My father shakes his hand and nods, not so much encouraging the man as telling him he has been heard and he can feel welcome to move on. But the man persists.

“Thirty-six years old, and can you believe I’d never done my own laundry. My mother used to do it for me, then my ex-wife. So find myself standing in front of dryer, a roll of quarters in my hand and damn near every piece of clothing I’ve got in my laundry bag. And your father sees me. You know what he does?”

My father meets his smile halfway, awaiting the punchline.

“First of all, he turns me around--tells me I ought to use a washer first.” The man laughs too loudly. The other mourners look at him, but he doesn’t seem to notice, slapping a hand hard against my father’s shoulder in a way that I’m sure he means as affable even when Dad leans away from him. “Then the guy helps me sort my colors from my whites. He’s handling my smelly socks and my dirty Jockeys. Not in a perverted way or nothing--it’s just that he wasn’t above it. He saw I was in over my head, and he helped me out every way he knew how. Hell of a guy.”

The most unlikely thing about the situation is that as this man presses down upon my father, as he inadvertently and unconsciously spits on him he talks, my father doesn’t tell him to go away, and doesn’t walk off himself. Instead, for the only time in my life I could swear I see my father grow a little misty-eyed behind his spectacles. This man who used to call me a wimp for crying too often, and who more often chided my grandfather than he expressed any pride in him--recalling times when he beat him as a child, and mocking his insistence, as a grown man, that professional wrestling was a true sport without predetermined outcomes.

In that moment, my father feels profound pride. And sadness. And for the first time, I recognize him not just as my father, but as somebody’s son.

A hydrocarbon gas with an empirical formula CH2 has a density of 1.88 grams per liter at 0 degrees Celcius and 1.00 atmosphere. A possible formal for the hydrocarbon is
(A) CH2
(B) C2H4
(C) C3H6
(D) C4H8
(E) C5H10

I don’t remember what an empirical formula is today. Or what factors affect the rate of a chemical reaction. Or any characteristics of the nitrogen family.

I hardly remember anything at all about taking the AP Chemistry test.

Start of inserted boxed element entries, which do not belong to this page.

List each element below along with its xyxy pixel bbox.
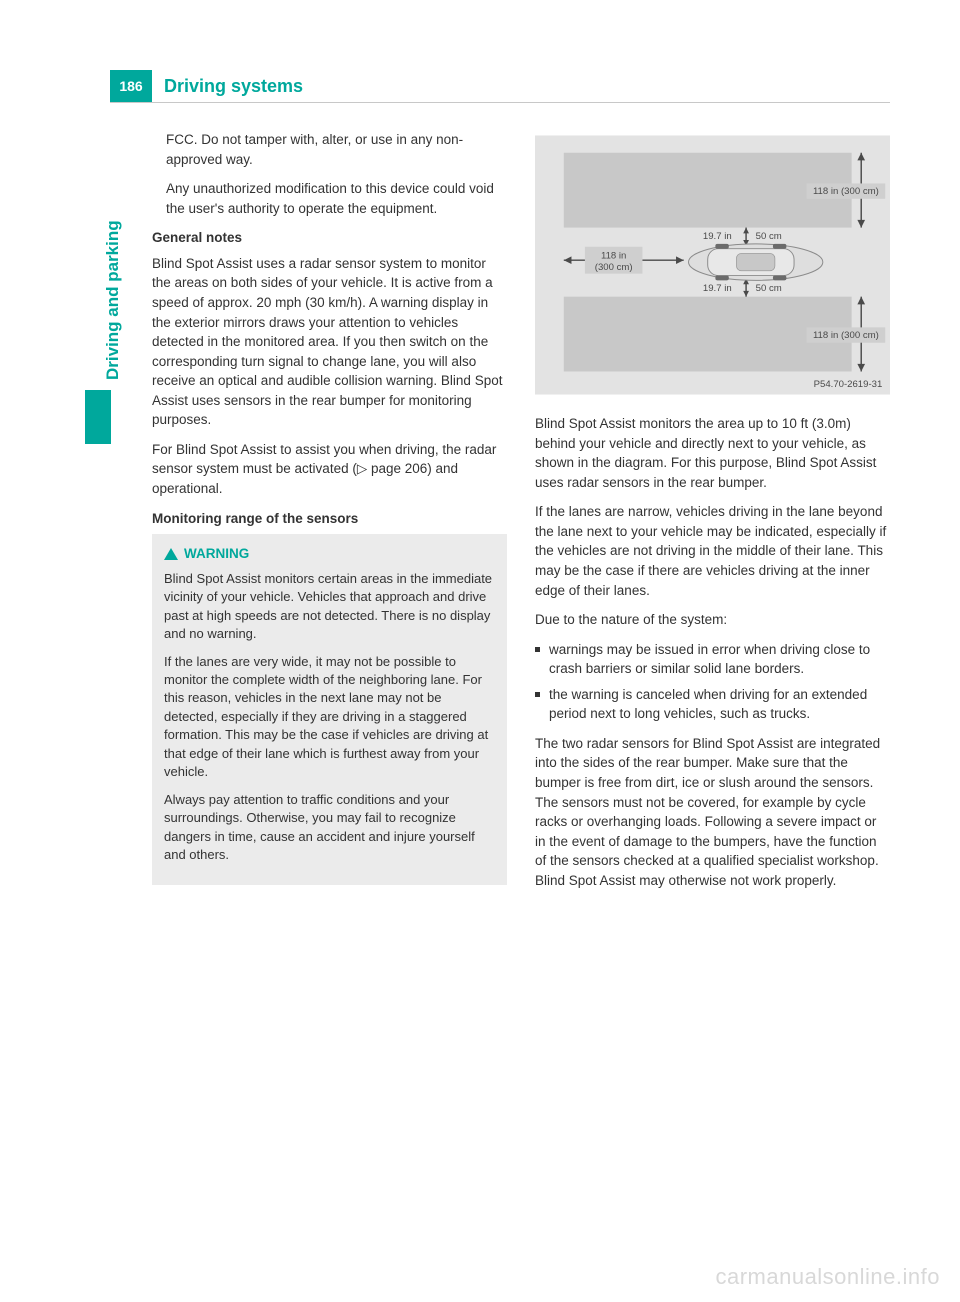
svg-text:(300 cm): (300 cm) <box>595 262 633 273</box>
fcc-note-1: FCC. Do not tamper with, alter, or use i… <box>152 130 507 169</box>
diagram-label-mid-bottom: 19.7 in <box>703 283 732 294</box>
side-tab-label: Driving and parking <box>103 220 123 380</box>
diagram-label-bottom-right: 118 in (300 cm) <box>813 330 879 341</box>
header-title: Driving systems <box>164 76 890 97</box>
list-item: warnings may be issued in error when dri… <box>535 640 890 679</box>
right-column: 118 in (300 cm) 118 in (300 cm) 118 in (… <box>535 130 890 1232</box>
warning-heading: WARNING <box>164 544 495 564</box>
diagram-label-top-right: 118 in (300 cm) <box>813 186 879 197</box>
header-rule <box>110 102 890 103</box>
right-p1: Blind Spot Assist monitors the area up t… <box>535 414 890 492</box>
general-notes-heading: General notes <box>152 228 507 248</box>
fcc-note-2: Any unauthorized modification to this de… <box>152 179 507 218</box>
warning-p2: If the lanes are very wide, it may not b… <box>164 653 495 782</box>
watermark: carmanualsonline.info <box>715 1264 940 1290</box>
warning-p3: Always pay attention to traffic conditio… <box>164 791 495 865</box>
diagram-label-mid-top: 19.7 in <box>703 231 732 242</box>
warning-label: WARNING <box>184 544 249 564</box>
right-bullets: warnings may be issued in error when dri… <box>535 640 890 724</box>
car-icon <box>689 244 823 280</box>
side-tab-block <box>85 390 111 444</box>
monitoring-heading: Monitoring range of the sensors <box>152 509 507 529</box>
warning-box: WARNING Blind Spot Assist monitors certa… <box>152 534 507 885</box>
svg-text:50 cm: 50 cm <box>756 231 782 242</box>
list-item: the warning is canceled when driving for… <box>535 685 890 724</box>
right-p2: If the lanes are narrow, vehicles drivin… <box>535 502 890 600</box>
warning-p1: Blind Spot Assist monitors certain areas… <box>164 570 495 644</box>
svg-text:118 in: 118 in <box>601 250 626 261</box>
right-p3: Due to the nature of the system: <box>535 610 890 630</box>
content-columns: FCC. Do not tamper with, alter, or use i… <box>152 130 890 1232</box>
page-header: 186 Driving systems <box>110 70 890 102</box>
general-notes-body2: For Blind Spot Assist to assist you when… <box>152 440 507 499</box>
warning-triangle-icon <box>164 548 178 560</box>
diagram-code: P54.70-2619-31 <box>814 379 883 390</box>
svg-text:50 cm: 50 cm <box>756 283 782 294</box>
diagram-svg: 118 in (300 cm) 118 in (300 cm) 118 in (… <box>535 130 890 400</box>
manual-page: 186 Driving systems Driving and parking … <box>0 0 960 1302</box>
general-notes-body: Blind Spot Assist uses a radar sensor sy… <box>152 254 507 430</box>
right-p4: The two radar sensors for Blind Spot Ass… <box>535 734 890 891</box>
blind-spot-diagram: 118 in (300 cm) 118 in (300 cm) 118 in (… <box>535 130 890 400</box>
page-number: 186 <box>110 70 152 102</box>
left-column: FCC. Do not tamper with, alter, or use i… <box>152 130 507 1232</box>
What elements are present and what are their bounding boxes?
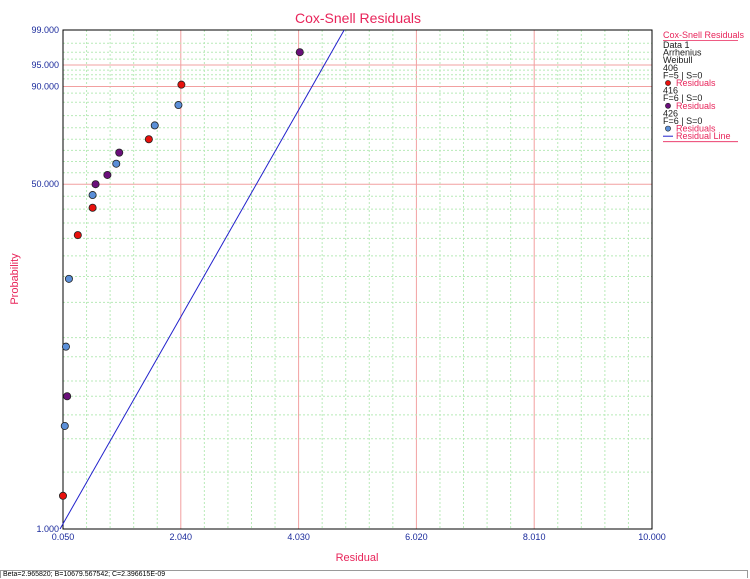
legend-series-label: Residuals [676, 101, 716, 111]
data-point-416 [103, 170, 112, 179]
data-point-406 [144, 135, 153, 144]
data-point-416 [91, 180, 100, 189]
y-tick-label: 1.000 [36, 524, 59, 534]
data-point-406 [73, 231, 82, 240]
legend-series-label: Residuals [676, 78, 716, 88]
legend-series-label: Residuals [676, 124, 716, 134]
legend-group-label: 416 [663, 86, 678, 96]
data-point-426 [60, 421, 69, 430]
data-point-406 [59, 491, 68, 500]
residual-line-layer [59, 29, 345, 530]
data-point-426 [150, 121, 159, 130]
x-axis-ticks: 0.050 2.040 4.030 6.020 8.010 10.000 [52, 532, 666, 542]
data-point-406 [88, 203, 97, 212]
legend-line: Data 1 [663, 40, 690, 50]
x-tick-label: 2.040 [170, 532, 193, 542]
residual-line [59, 29, 345, 530]
data-point-426 [64, 274, 73, 283]
legend-header: Cox-Snell Residuals [663, 30, 745, 40]
grid [63, 30, 652, 529]
y-tick-label: 99.000 [31, 25, 59, 35]
y-axis-ticks: 1.000 50.000 90.000 95.000 99.000 [31, 25, 59, 534]
x-tick-label: 4.030 [287, 532, 310, 542]
legend-marker-icon [665, 102, 671, 109]
x-axis-title: Residual [336, 552, 379, 564]
data-point-416 [295, 48, 304, 57]
legend-group-counts: F=5 | S=0 [663, 70, 702, 80]
data-point-416 [115, 148, 124, 157]
legend-marker-icon [665, 80, 671, 86]
y-tick-label: 90.000 [31, 81, 59, 91]
data-point-426 [174, 101, 183, 110]
y-tick-label: 95.000 [31, 60, 59, 70]
legend-group-label: 406 [663, 63, 678, 73]
data-point-426 [112, 159, 121, 168]
legend-group-label: 426 [663, 108, 678, 118]
data-point-426 [88, 191, 97, 200]
legend-group-counts: F=6 | S=0 [663, 116, 702, 126]
x-tick-label: 0.050 [52, 532, 75, 542]
x-tick-label: 8.010 [523, 532, 546, 542]
points-layer [59, 48, 304, 500]
legend-line: Weibull [663, 55, 692, 65]
data-point-416 [63, 392, 72, 401]
legend-line: Arrhenius [663, 48, 702, 58]
legend-residual-line-label: Residual Line [676, 131, 731, 141]
x-tick-label: 6.020 [405, 532, 428, 542]
footer-status: Beta=2.965820; B=10679.567542; C=2.39661… [0, 570, 748, 578]
data-point-426 [61, 342, 70, 351]
plot-frame [62, 29, 653, 530]
chart-title: Cox-Snell Residuals [295, 10, 421, 26]
y-axis-title: Probability [9, 253, 21, 305]
y-tick-label: 50.000 [31, 179, 59, 189]
data-point-406 [177, 80, 186, 89]
legend-marker-icon [665, 125, 671, 132]
legend-group-counts: F=6 | S=0 [663, 93, 702, 103]
x-tick-label: 10.000 [638, 532, 666, 542]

But I do remember the preparation.

And as I write, I’m reminded of one of the lessons from Randy Pausch’s “Last Lecture,” about the value of what he termed “head fake” learning--the process of learning a skill or bit of wisdom without knowing it, through an apparently disparate process.

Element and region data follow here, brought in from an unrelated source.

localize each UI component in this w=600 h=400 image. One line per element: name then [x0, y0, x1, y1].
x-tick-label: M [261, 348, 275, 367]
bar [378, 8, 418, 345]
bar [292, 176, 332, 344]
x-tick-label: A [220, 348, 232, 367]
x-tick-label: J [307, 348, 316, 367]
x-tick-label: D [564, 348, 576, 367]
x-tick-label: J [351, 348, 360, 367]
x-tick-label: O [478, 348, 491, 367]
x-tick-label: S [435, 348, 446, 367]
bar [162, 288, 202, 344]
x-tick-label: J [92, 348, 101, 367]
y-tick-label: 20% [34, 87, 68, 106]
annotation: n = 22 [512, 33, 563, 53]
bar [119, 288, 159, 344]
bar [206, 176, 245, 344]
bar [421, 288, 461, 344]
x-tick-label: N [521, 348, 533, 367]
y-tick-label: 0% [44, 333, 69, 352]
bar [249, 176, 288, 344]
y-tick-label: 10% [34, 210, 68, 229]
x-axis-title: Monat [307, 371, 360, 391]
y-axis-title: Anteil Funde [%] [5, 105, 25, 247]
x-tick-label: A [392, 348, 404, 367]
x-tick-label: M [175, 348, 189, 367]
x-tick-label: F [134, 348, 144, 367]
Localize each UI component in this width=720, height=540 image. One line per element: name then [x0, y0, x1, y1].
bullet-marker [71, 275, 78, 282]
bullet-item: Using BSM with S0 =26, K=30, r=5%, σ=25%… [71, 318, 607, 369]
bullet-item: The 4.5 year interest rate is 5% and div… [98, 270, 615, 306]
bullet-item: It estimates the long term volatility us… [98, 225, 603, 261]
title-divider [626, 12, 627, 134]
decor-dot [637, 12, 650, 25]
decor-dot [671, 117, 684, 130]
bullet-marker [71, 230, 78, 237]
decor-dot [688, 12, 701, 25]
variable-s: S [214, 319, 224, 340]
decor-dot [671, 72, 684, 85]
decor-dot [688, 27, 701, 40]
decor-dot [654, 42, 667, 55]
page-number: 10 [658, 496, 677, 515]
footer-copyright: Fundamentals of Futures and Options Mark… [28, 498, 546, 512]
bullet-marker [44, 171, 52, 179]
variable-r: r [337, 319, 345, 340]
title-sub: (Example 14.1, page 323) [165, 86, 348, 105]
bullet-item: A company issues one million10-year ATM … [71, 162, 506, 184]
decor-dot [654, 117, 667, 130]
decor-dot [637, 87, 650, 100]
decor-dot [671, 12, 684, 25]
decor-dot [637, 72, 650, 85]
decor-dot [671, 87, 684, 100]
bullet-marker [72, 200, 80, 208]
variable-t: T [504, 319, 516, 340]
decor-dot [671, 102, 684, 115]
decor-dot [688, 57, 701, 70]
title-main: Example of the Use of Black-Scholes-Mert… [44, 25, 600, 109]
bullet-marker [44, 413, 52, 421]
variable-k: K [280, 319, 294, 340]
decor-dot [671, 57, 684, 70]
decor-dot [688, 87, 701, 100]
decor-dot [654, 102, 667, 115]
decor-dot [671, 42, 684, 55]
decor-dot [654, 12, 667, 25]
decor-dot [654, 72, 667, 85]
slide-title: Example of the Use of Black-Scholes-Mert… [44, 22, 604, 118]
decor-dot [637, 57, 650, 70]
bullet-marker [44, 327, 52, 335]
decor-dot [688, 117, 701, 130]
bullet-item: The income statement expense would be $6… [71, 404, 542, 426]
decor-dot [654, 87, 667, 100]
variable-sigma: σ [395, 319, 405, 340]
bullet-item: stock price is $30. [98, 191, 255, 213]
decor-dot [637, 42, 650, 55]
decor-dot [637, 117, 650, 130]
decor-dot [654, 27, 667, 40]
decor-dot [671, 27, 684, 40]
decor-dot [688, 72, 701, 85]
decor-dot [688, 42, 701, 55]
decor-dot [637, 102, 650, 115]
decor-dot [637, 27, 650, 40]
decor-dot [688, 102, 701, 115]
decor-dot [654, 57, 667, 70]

I remember studying for the exam learning a whole new lesson about hard work and commitment--about dedicating a process to someone else and meaning it. About what it meant to not allow myself to fail.

I never studied chemistry again after that spring, and didn’t have to in part because I scored a four out of five on the test, which the College Board defines as “Well qualified to receive college credit.”

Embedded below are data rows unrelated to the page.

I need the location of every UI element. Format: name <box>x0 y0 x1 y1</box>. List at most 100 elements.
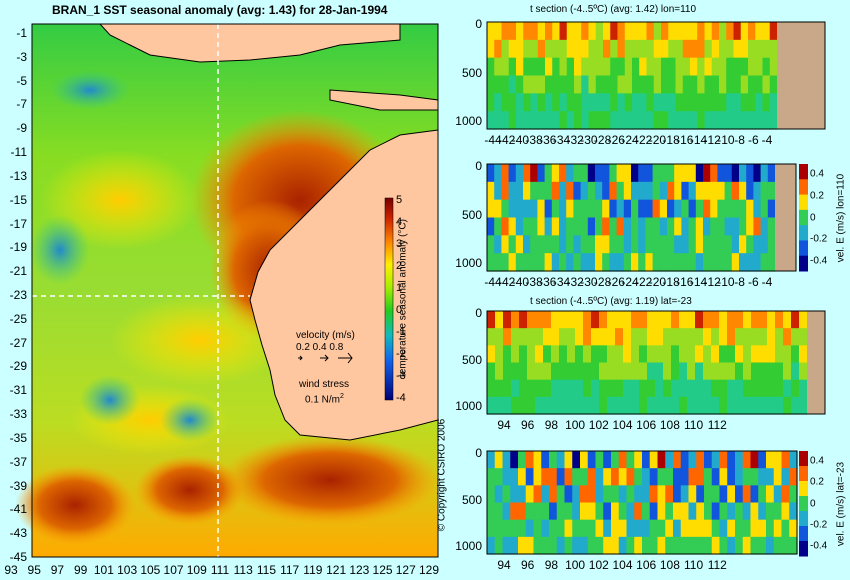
lon-tick: 103 <box>117 563 138 577</box>
section-cell <box>523 217 531 236</box>
section-cell <box>733 57 742 77</box>
section-colorbar-step <box>799 194 808 211</box>
section-cell <box>530 235 538 254</box>
section-cell <box>587 485 597 504</box>
section-cell <box>510 502 519 521</box>
section-cell <box>530 39 539 59</box>
section-cell <box>661 93 669 112</box>
section-cell <box>580 468 589 486</box>
section-cell <box>696 536 705 555</box>
section-cell <box>696 519 705 538</box>
section-cell <box>494 39 503 59</box>
section-cell <box>495 396 504 415</box>
section-cell <box>533 519 542 538</box>
section-cell <box>494 485 504 504</box>
section-cell <box>696 502 705 521</box>
wind-scale: 0.1 N/m2 <box>305 393 344 406</box>
section-cell <box>639 93 648 112</box>
section-cell <box>617 22 626 41</box>
section-cell <box>631 345 640 364</box>
section-cell <box>508 22 517 41</box>
section-cell <box>742 468 752 486</box>
section-cell <box>602 181 610 201</box>
section-cell <box>525 519 535 538</box>
section-cell <box>551 181 560 201</box>
section-cell <box>618 451 628 469</box>
section-cell <box>617 93 626 112</box>
section-cell <box>767 396 776 415</box>
lon-tick: 123 <box>349 563 370 577</box>
section-cell <box>645 181 654 201</box>
section-cell <box>518 468 527 486</box>
section-cell <box>671 379 680 398</box>
section-cell <box>695 345 704 364</box>
section-panel-1[interactable] <box>486 21 826 130</box>
section-cell <box>503 345 512 364</box>
section-panel-4[interactable] <box>486 450 808 557</box>
section-cell <box>727 362 736 381</box>
section-cell <box>639 396 648 415</box>
section-x-tick: -44 <box>484 275 502 289</box>
section-cell <box>674 199 682 219</box>
section-cell <box>487 181 495 201</box>
section-cell <box>746 181 754 201</box>
section-panel-3[interactable] <box>486 310 826 415</box>
section-x-tick: -26 <box>607 133 625 147</box>
section-cell <box>704 75 713 94</box>
section-cell <box>735 328 744 346</box>
section-cell <box>755 22 764 41</box>
section-cell <box>487 235 495 254</box>
section-cell <box>726 93 735 112</box>
colorbar-tick: -4 <box>396 392 406 404</box>
section-cell <box>587 536 597 555</box>
section-cell <box>487 328 496 346</box>
section-cell <box>537 253 546 272</box>
section-y-tick: 1000 <box>455 539 482 553</box>
section-cell <box>544 164 553 183</box>
section-x-tick: -32 <box>566 275 584 289</box>
section-cell <box>783 311 792 329</box>
lat-tick: -15 <box>9 192 27 207</box>
section-cell <box>646 111 655 130</box>
section-cell <box>704 485 713 504</box>
section-cell <box>543 311 552 329</box>
section-cell <box>731 235 740 254</box>
section-cell <box>762 39 771 59</box>
section-cell <box>494 22 503 41</box>
section-panel-2[interactable] <box>486 163 808 272</box>
section-cell <box>688 468 697 486</box>
section-cell <box>575 396 584 415</box>
section-cell <box>703 379 712 398</box>
section-cell <box>515 164 524 183</box>
section-cell <box>748 111 756 130</box>
section-cell <box>559 181 567 201</box>
section-cell <box>645 199 654 219</box>
section-cell <box>767 311 776 329</box>
section-cell <box>634 519 643 538</box>
section-cell <box>518 519 527 538</box>
section-cell <box>573 164 582 183</box>
section-cell <box>595 502 604 521</box>
section-cell <box>501 57 510 77</box>
section-cell <box>724 199 733 219</box>
section-cell <box>508 217 517 236</box>
section-cell <box>657 451 666 469</box>
section-cell <box>719 485 728 504</box>
section-cell <box>626 519 635 538</box>
section-cell <box>581 75 590 94</box>
section-cell <box>639 57 648 77</box>
section-cell <box>533 468 542 486</box>
section-cell <box>556 451 566 469</box>
section-cell <box>487 164 495 183</box>
section-cell <box>610 57 619 77</box>
section-cell <box>751 328 760 346</box>
section-cell <box>639 311 648 329</box>
section-cell <box>731 253 740 272</box>
section-cell <box>758 468 767 486</box>
section-cell <box>541 536 550 555</box>
section-cell <box>688 502 697 521</box>
section-cell <box>581 93 590 112</box>
section-cell <box>661 111 669 130</box>
section-cell <box>495 345 504 364</box>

And just the same, I learned a lesson about family. While my father doesn’t talk about his father all that often, Bock Wong’s name came up every now and again in the years to follow, mostly when we were in New York again talking to my grandmother, or one of my uncles. Sometimes they poke fun at my grandfather for the poor card player he was, or the way he would eat too much until he made himself sick. But then there are prouder stories. Tales of his time in the army, and how for a period of time he served as a mortarman. That over a period of three years he achieved the rank of Private First Class in the infantry and earned an honorable discharge.

Whether he wants it to show or not, I’ve seen in my father hints of pride.

And so, I have glimpses of the man my grandfather was, and I know I missed out on the biggest chance I’d ever have to know him when I missed the funeral. To this day, I wonder if it was the right choice. Because even for these stories I might collect, it’s still tantamount to reading about chemistry as opposed to working a lab. Studying words on page is one thing; it's another to experience a chemical reaction.